It begins at the movie theatre where boy meets girl and boy is smitten at first sight. He asks her name and where she lives but when the movie ends she disappears into the night.
He can’t get her out of his mind. She’s made an indelible impression and he’s determined to find her again. He goes to the public phone box to search the phone book. Unfortunately her surname is Smith. He wades through page after page after page, not once, not twice but three times. With his frustration and desperation levels rising rapidly he begins again and this time with microscopic accuracy. Every page he doesn’t find her, he tears out and soon the box is littered with discarded Smiths lying helplessly on the floor.
On the very last page he finds her.
There was no doubting his commitment or his love. Once when she went on holidays to the Blue Mountains, he rode his pushbike, the sort without gears, the 124kms up the steep mountain passes just so they could spend time together.
They longed to get married but it was the middle of the Great Depression and there were few jobs and even less money. He was determined to buy her an engagement ring and earn enough to pay for a wedding so he headed to Central Western NSW to the little wheat belt town of Caragabal and got a job on the railways. It was mid summer, the heat intense, but he refused to give up until he had saved what they needed.

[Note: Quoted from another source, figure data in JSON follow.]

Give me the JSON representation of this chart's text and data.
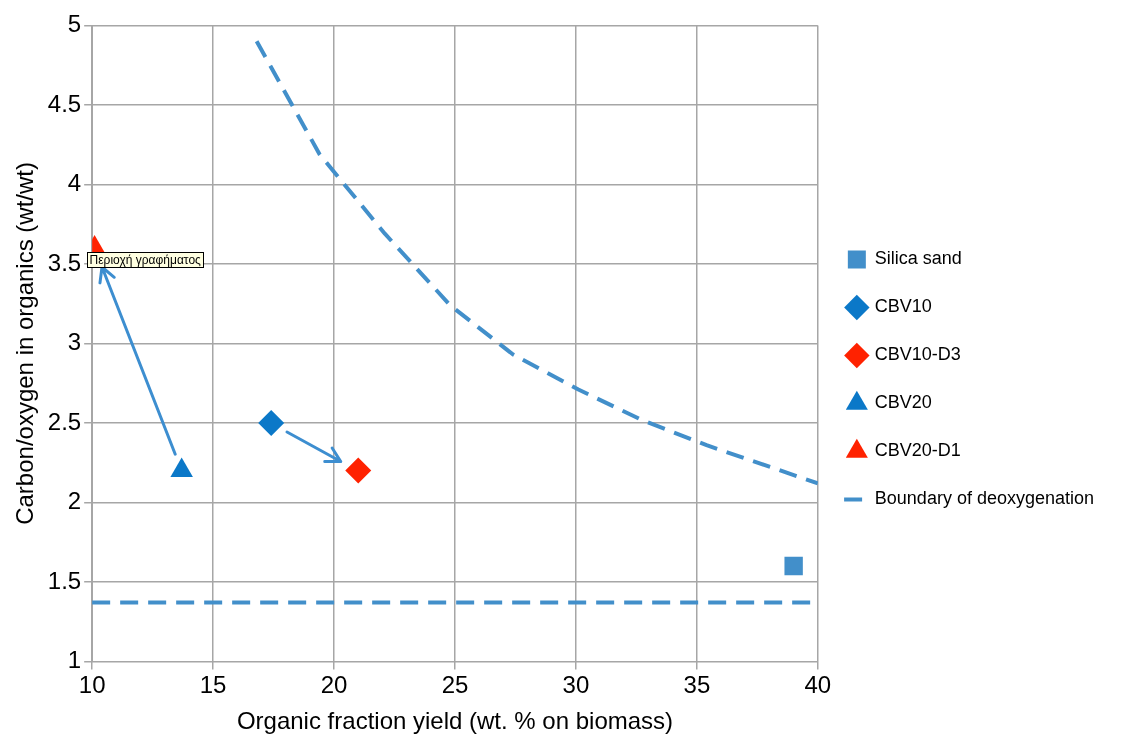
{
  "chart_data": {
    "type": "scatter",
    "xlabel": "Organic fraction yield (wt. % on biomass)",
    "ylabel": "Carbon/oxygen in organics (wt/wt)",
    "xlim": [
      10,
      40
    ],
    "xticks": [
      10,
      15,
      20,
      25,
      30,
      35,
      40
    ],
    "ylim": [
      1,
      5
    ],
    "yticks": [
      1,
      1.5,
      2,
      2.5,
      3,
      3.5,
      4,
      4.5,
      5
    ],
    "grid": true,
    "legend": "right",
    "annotations": [
      "Περιοχή γραφήματος"
    ],
    "ref_lines": [
      {
        "axis": "y",
        "value": 1.37,
        "color": "#428fca",
        "line_style": "dashed"
      }
    ],
    "series": [
      {
        "name": "Silica sand",
        "color": "#428fca",
        "marker": "square",
        "x": [
          39
        ],
        "values": [
          1.6
        ]
      },
      {
        "name": "CBV10",
        "color": "#0b78c8",
        "marker": "diamond",
        "x": [
          17.4
        ],
        "values": [
          2.5
        ]
      },
      {
        "name": "CBV10-D3",
        "color": "#ff2200",
        "marker": "diamond",
        "x": [
          21
        ],
        "values": [
          2.2
        ]
      },
      {
        "name": "CBV20",
        "color": "#0b78c8",
        "marker": "triangle",
        "x": [
          13.7
        ],
        "values": [
          2.2
        ]
      },
      {
        "name": "CBV20-D1",
        "color": "#ff2200",
        "marker": "triangle",
        "x": [
          10.1
        ],
        "values": [
          3.6
        ]
      },
      {
        "name": "Boundary of deoxygenation",
        "type": "line",
        "color": "#428fca",
        "marker": "none",
        "line_style": "dashed",
        "x": [
          16.8,
          19.4,
          22.1,
          24.8,
          27.4,
          30.1,
          32.7,
          35.4,
          40
        ],
        "values": [
          4.9,
          4.19,
          3.69,
          3.24,
          2.93,
          2.71,
          2.52,
          2.36,
          2.12
        ]
      }
    ]
  }
}
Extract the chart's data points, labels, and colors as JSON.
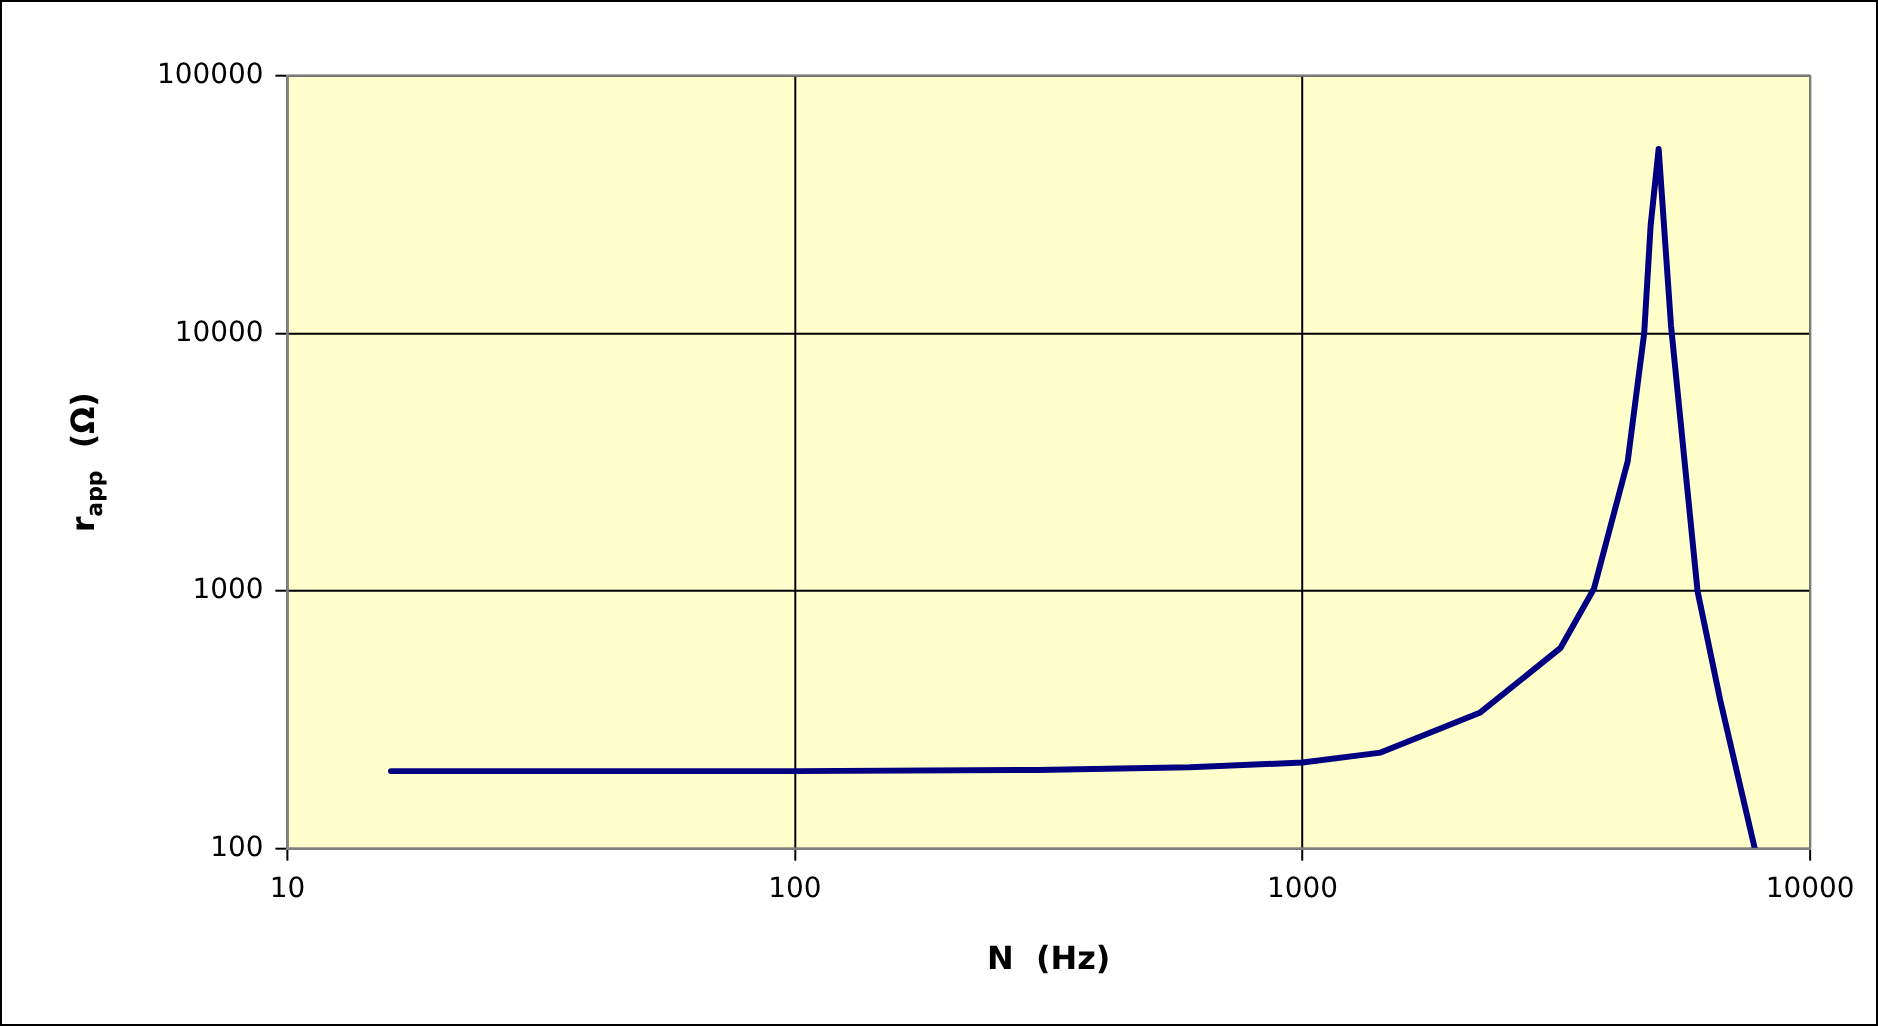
{
  "chart_data": {
    "type": "line",
    "xlabel": "N  (Hz)",
    "ylabel": "r$_{app}$  (Ω)",
    "log": "xy",
    "grid": true,
    "legend": false,
    "marker": "none",
    "line_style": "solid",
    "xlim": [
      10,
      10000
    ],
    "xticks": [
      10,
      100,
      1000,
      10000
    ],
    "ylim": [
      100,
      100000
    ],
    "yticks": [
      100,
      1000,
      10000,
      100000
    ],
    "x": [
      16,
      100,
      300,
      600,
      1000,
      1425,
      2240,
      3220,
      3750,
      4370,
      4710,
      4850,
      5030,
      5320,
      6000,
      6650,
      7780
    ],
    "series": [
      {
        "color": "#000080",
        "values": [
          200,
          200,
          202,
          207,
          216,
          236,
          338,
          600,
          1020,
          3180,
          10000,
          26200,
          52000,
          10700,
          1000,
          377,
          100
        ]
      }
    ]
  }
}
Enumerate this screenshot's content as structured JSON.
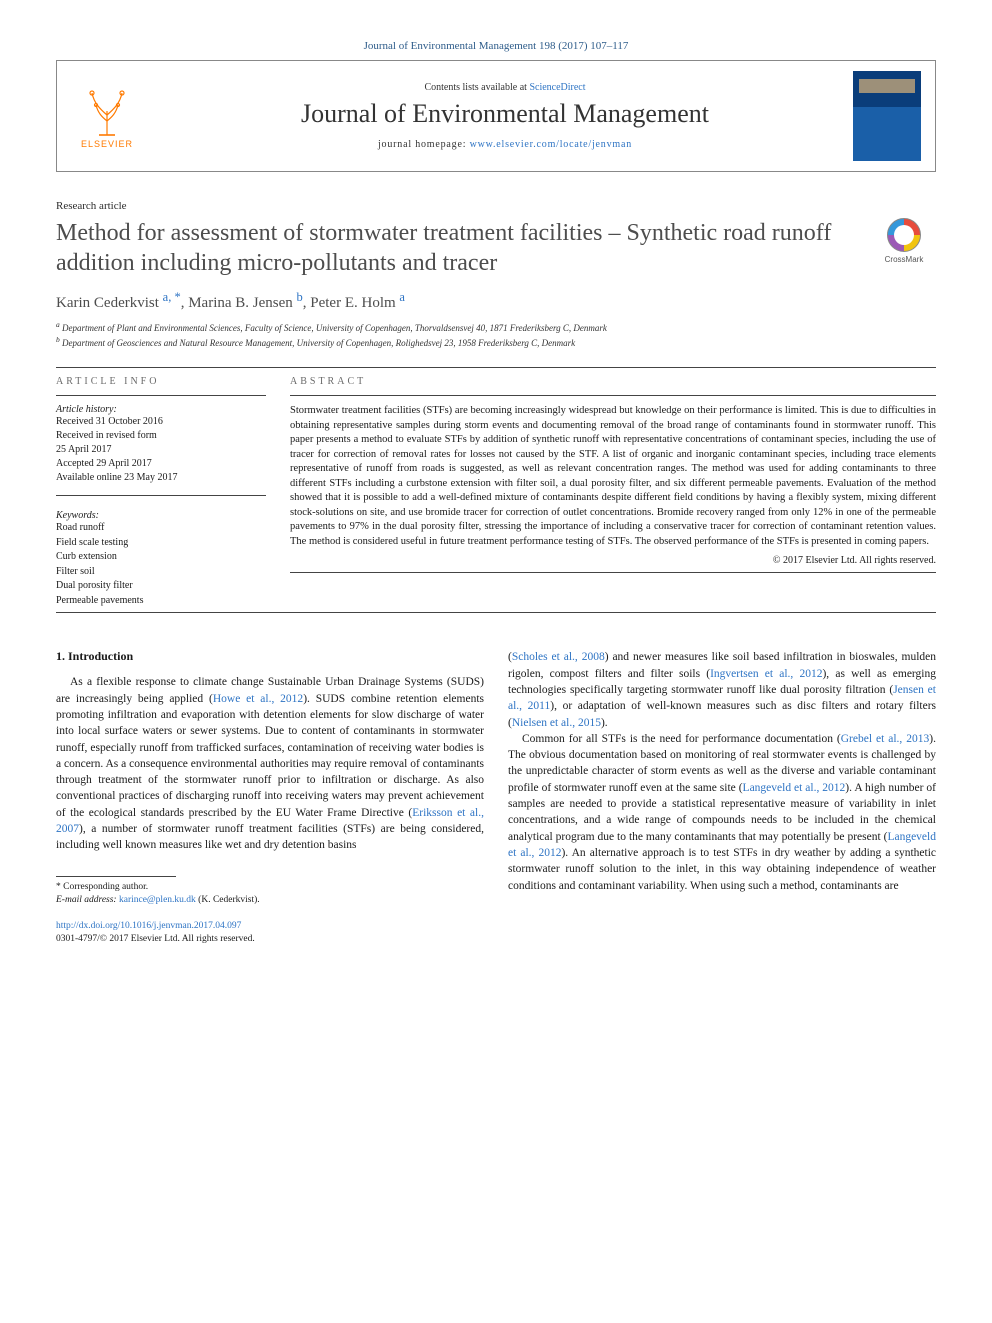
{
  "journal_ref": "Journal of Environmental Management 198 (2017) 107–117",
  "masthead": {
    "publisher_name": "ELSEVIER",
    "contents_prefix": "Contents lists available at ",
    "contents_link": "ScienceDirect",
    "journal_name": "Journal of Environmental Management",
    "homepage_prefix": "journal homepage: ",
    "homepage_url": "www.elsevier.com/locate/jenvman"
  },
  "article_type": "Research article",
  "title": "Method for assessment of stormwater treatment facilities – Synthetic road runoff addition including micro-pollutants and tracer",
  "crossmark_label": "CrossMark",
  "authors_html": "Karin Cederkvist <a href='#'><sup>a, *</sup></a>, Marina B. Jensen <a href='#'><sup>b</sup></a>, Peter E. Holm <a href='#'><sup>a</sup></a>",
  "affiliations": [
    "a Department of Plant and Environmental Sciences, Faculty of Science, University of Copenhagen, Thorvaldsensvej 40, 1871 Frederiksberg C, Denmark",
    "b Department of Geosciences and Natural Resource Management, University of Copenhagen, Rolighedsvej 23, 1958 Frederiksberg C, Denmark"
  ],
  "article_info_head": "ARTICLE INFO",
  "abstract_head": "ABSTRACT",
  "history": {
    "head": "Article history:",
    "lines": [
      "Received 31 October 2016",
      "Received in revised form",
      "25 April 2017",
      "Accepted 29 April 2017",
      "Available online 23 May 2017"
    ]
  },
  "keywords": {
    "head": "Keywords:",
    "items": [
      "Road runoff",
      "Field scale testing",
      "Curb extension",
      "Filter soil",
      "Dual porosity filter",
      "Permeable pavements"
    ]
  },
  "abstract": "Stormwater treatment facilities (STFs) are becoming increasingly widespread but knowledge on their performance is limited. This is due to difficulties in obtaining representative samples during storm events and documenting removal of the broad range of contaminants found in stormwater runoff. This paper presents a method to evaluate STFs by addition of synthetic runoff with representative concentrations of contaminant species, including the use of tracer for correction of removal rates for losses not caused by the STF. A list of organic and inorganic contaminant species, including trace elements representative of runoff from roads is suggested, as well as relevant concentration ranges. The method was used for adding contaminants to three different STFs including a curbstone extension with filter soil, a dual porosity filter, and six different permeable pavements. Evaluation of the method showed that it is possible to add a well-defined mixture of contaminants despite different field conditions by having a flexibly system, mixing different stock-solutions on site, and use bromide tracer for correction of outlet concentrations. Bromide recovery ranged from only 12% in one of the permeable pavements to 97% in the dual porosity filter, stressing the importance of including a conservative tracer for correction of contaminant retention values. The method is considered useful in future treatment performance testing of STFs. The observed performance of the STFs is presented in coming papers.",
  "abs_copyright": "© 2017 Elsevier Ltd. All rights reserved.",
  "intro_head": "1. Introduction",
  "intro_col1": "As a flexible response to climate change Sustainable Urban Drainage Systems (SUDS) are increasingly being applied (<a href='#'>Howe et al., 2012</a>). SUDS combine retention elements promoting infiltration and evaporation with detention elements for slow discharge of water into local surface waters or sewer systems. Due to content of contaminants in stormwater runoff, especially runoff from trafficked surfaces, contamination of receiving water bodies is a concern. As a consequence environmental authorities may require removal of contaminants through treatment of the stormwater runoff prior to infiltration or discharge. As also conventional practices of discharging runoff into receiving waters may prevent achievement of the ecological standards prescribed by the EU Water Frame Directive (<a href='#'>Eriksson et al., 2007</a>), a number of stormwater runoff treatment facilities (STFs) are being considered, including well known measures like wet and dry detention basins",
  "intro_col2_p1": "(<a href='#'>Scholes et al., 2008</a>) and newer measures like soil based infiltration in bioswales, mulden rigolen, compost filters and filter soils (<a href='#'>Ingvertsen et al., 2012</a>), as well as emerging technologies specifically targeting stormwater runoff like dual porosity filtration (<a href='#'>Jensen et al., 2011</a>), or adaptation of well-known measures such as disc filters and rotary filters (<a href='#'>Nielsen et al., 2015</a>).",
  "intro_col2_p2": "Common for all STFs is the need for performance documentation (<a href='#'>Grebel et al., 2013</a>). The obvious documentation based on monitoring of real stormwater events is challenged by the unpredictable character of storm events as well as the diverse and variable contaminant profile of stormwater runoff even at the same site (<a href='#'>Langeveld et al., 2012</a>). A high number of samples are needed to provide a statistical representative measure of variability in inlet concentrations, and a wide range of compounds needs to be included in the chemical analytical program due to the many contaminants that may potentially be present (<a href='#'>Langeveld et al., 2012</a>). An alternative approach is to test STFs in dry weather by adding a synthetic stormwater runoff solution to the inlet, in this way obtaining independence of weather conditions and contaminant variability. When using such a method, contaminants are",
  "footnote": {
    "star": "* Corresponding author.",
    "email_label": "E-mail address: ",
    "email": "karince@plen.ku.dk",
    "email_person": " (K. Cederkvist)."
  },
  "footer": {
    "doi": "http://dx.doi.org/10.1016/j.jenvman.2017.04.097",
    "issn_line": "0301-4797/© 2017 Elsevier Ltd. All rights reserved."
  },
  "colors": {
    "link": "#2e74c4",
    "elsevier_orange": "#ff7a00",
    "title_gray": "#4d4d4d"
  }
}
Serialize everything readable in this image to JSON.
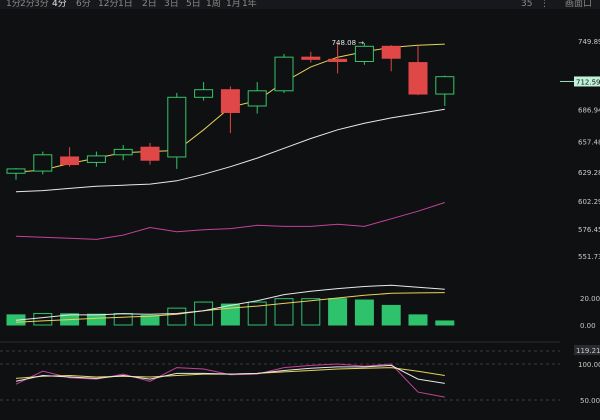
{
  "toolbar": {
    "timeframes": [
      "1分",
      "2分",
      "3分",
      "4分",
      "6分",
      "12分",
      "1日",
      "2日",
      "3日",
      "5日",
      "1周",
      "1月",
      "1年"
    ],
    "active_timeframe": "4分",
    "count_label": "35",
    "menu_label": "画面口"
  },
  "chart_data": [
    {
      "type": "candlestick",
      "panel": "price",
      "y_ticks": [
        749.89,
        712.59,
        686.94,
        657.48,
        629.28,
        602.29,
        576.45,
        551.73
      ],
      "candles": [
        {
          "o": 628,
          "h": 633,
          "l": 622,
          "c": 632
        },
        {
          "o": 630,
          "h": 648,
          "l": 627,
          "c": 645
        },
        {
          "o": 643,
          "h": 652,
          "l": 634,
          "c": 636
        },
        {
          "o": 638,
          "h": 648,
          "l": 634,
          "c": 644
        },
        {
          "o": 645,
          "h": 654,
          "l": 640,
          "c": 650
        },
        {
          "o": 652,
          "h": 656,
          "l": 636,
          "c": 640
        },
        {
          "o": 643,
          "h": 702,
          "l": 632,
          "c": 698
        },
        {
          "o": 698,
          "h": 712,
          "l": 695,
          "c": 705
        },
        {
          "o": 705,
          "h": 708,
          "l": 665,
          "c": 684
        },
        {
          "o": 690,
          "h": 712,
          "l": 683,
          "c": 704
        },
        {
          "o": 704,
          "h": 738,
          "l": 702,
          "c": 735
        },
        {
          "o": 735,
          "h": 740,
          "l": 730,
          "c": 733
        },
        {
          "o": 733,
          "h": 748,
          "l": 720,
          "c": 731
        },
        {
          "o": 731,
          "h": 748,
          "l": 728,
          "c": 745
        },
        {
          "o": 745,
          "h": 746,
          "l": 722,
          "c": 734
        },
        {
          "o": 730,
          "h": 745,
          "l": 700,
          "c": 701
        },
        {
          "o": 701,
          "h": 718,
          "l": 690,
          "c": 717
        }
      ],
      "lines": [
        {
          "color": "#e6d35a",
          "values": [
            629,
            631,
            637,
            642,
            647,
            648,
            649,
            668,
            689,
            695,
            712,
            726,
            735,
            740,
            744,
            746,
            747
          ]
        },
        {
          "color": "#e8e8e8",
          "values": [
            611,
            612,
            614,
            616,
            617,
            618,
            621,
            627,
            634,
            642,
            651,
            660,
            668,
            674,
            679,
            683,
            687
          ]
        },
        {
          "color": "#c2439b",
          "values": [
            570,
            569,
            568,
            567,
            571,
            578,
            574,
            576,
            577,
            580,
            579,
            579,
            581,
            579,
            586,
            593,
            601
          ]
        }
      ],
      "current_price": 712.59,
      "annotation": "748.08"
    },
    {
      "type": "bar",
      "panel": "volume",
      "y_ticks": [
        "20.00",
        "0.00"
      ],
      "values": [
        7.5,
        8.5,
        8.3,
        8.0,
        8.5,
        7.0,
        12.5,
        17.0,
        15.5,
        17.0,
        19.5,
        19.5,
        19.5,
        18.5,
        14.5,
        7.5,
        3.0
      ],
      "lines": [
        {
          "color": "#e6d35a",
          "values": [
            2.0,
            3.0,
            4.0,
            5.0,
            5.8,
            6.5,
            8.0,
            10.5,
            12.5,
            14.0,
            16.0,
            18.0,
            20.0,
            22.0,
            23.5,
            23.8,
            24.0
          ]
        },
        {
          "color": "#e8e8e8",
          "values": [
            3.5,
            5.5,
            7.5,
            7.5,
            8.3,
            8.0,
            8.5,
            10.5,
            14.5,
            18.0,
            22.5,
            25.0,
            27.0,
            28.5,
            29.5,
            28.0,
            26.5
          ]
        }
      ]
    },
    {
      "type": "line",
      "panel": "oscillator",
      "y_ticks": [
        "119.21",
        "100.00",
        "50.00"
      ],
      "lines": [
        {
          "color": "#c2439b",
          "values": [
            72,
            90,
            81,
            79,
            86,
            76,
            95,
            93,
            85,
            86,
            95,
            98,
            100,
            97,
            100,
            61,
            54
          ]
        },
        {
          "color": "#e6d35a",
          "values": [
            80,
            83,
            84,
            82,
            83,
            82,
            84,
            86,
            86,
            87,
            89,
            91,
            93,
            94,
            95,
            90,
            84
          ]
        },
        {
          "color": "#e8e8e8",
          "values": [
            76,
            84,
            82,
            80,
            84,
            79,
            87,
            87,
            86,
            87,
            91,
            94,
            96,
            96,
            98,
            79,
            73
          ]
        }
      ]
    }
  ]
}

This story came back to me last week when I heard about a man texting the woman he had been dating for some time, to break off the relationship saying it just wasn’t working for him.
She was absolutely devastated and although it was best she discovered the caliber of the man sooner rather than later, it isn’t the first time I’ve heard about this happening.
Is this what love has been reduced to in a digital age? Are online dating, speed dating and social media chipping away at the very essence of love, of loyalty, commitment and perseverance? Is love becoming easy and dispensable? And is communication being reduced to a handful of letters on a screen rather than the tough face to face discussions that build strong foundations for a relationship?
My parent’s love was tested in the furnace of adversity. It was neither easy or dispensable but persevering and stronger for the struggle. And it stood by them in the hardships ahead, ones they couldn’t have contemplated including the loss of a child.
Love, in all its complexities is the most powerful force in the universe but it comes at a price … the cost of self-sacrifice … the cost of giving up ourselves for another.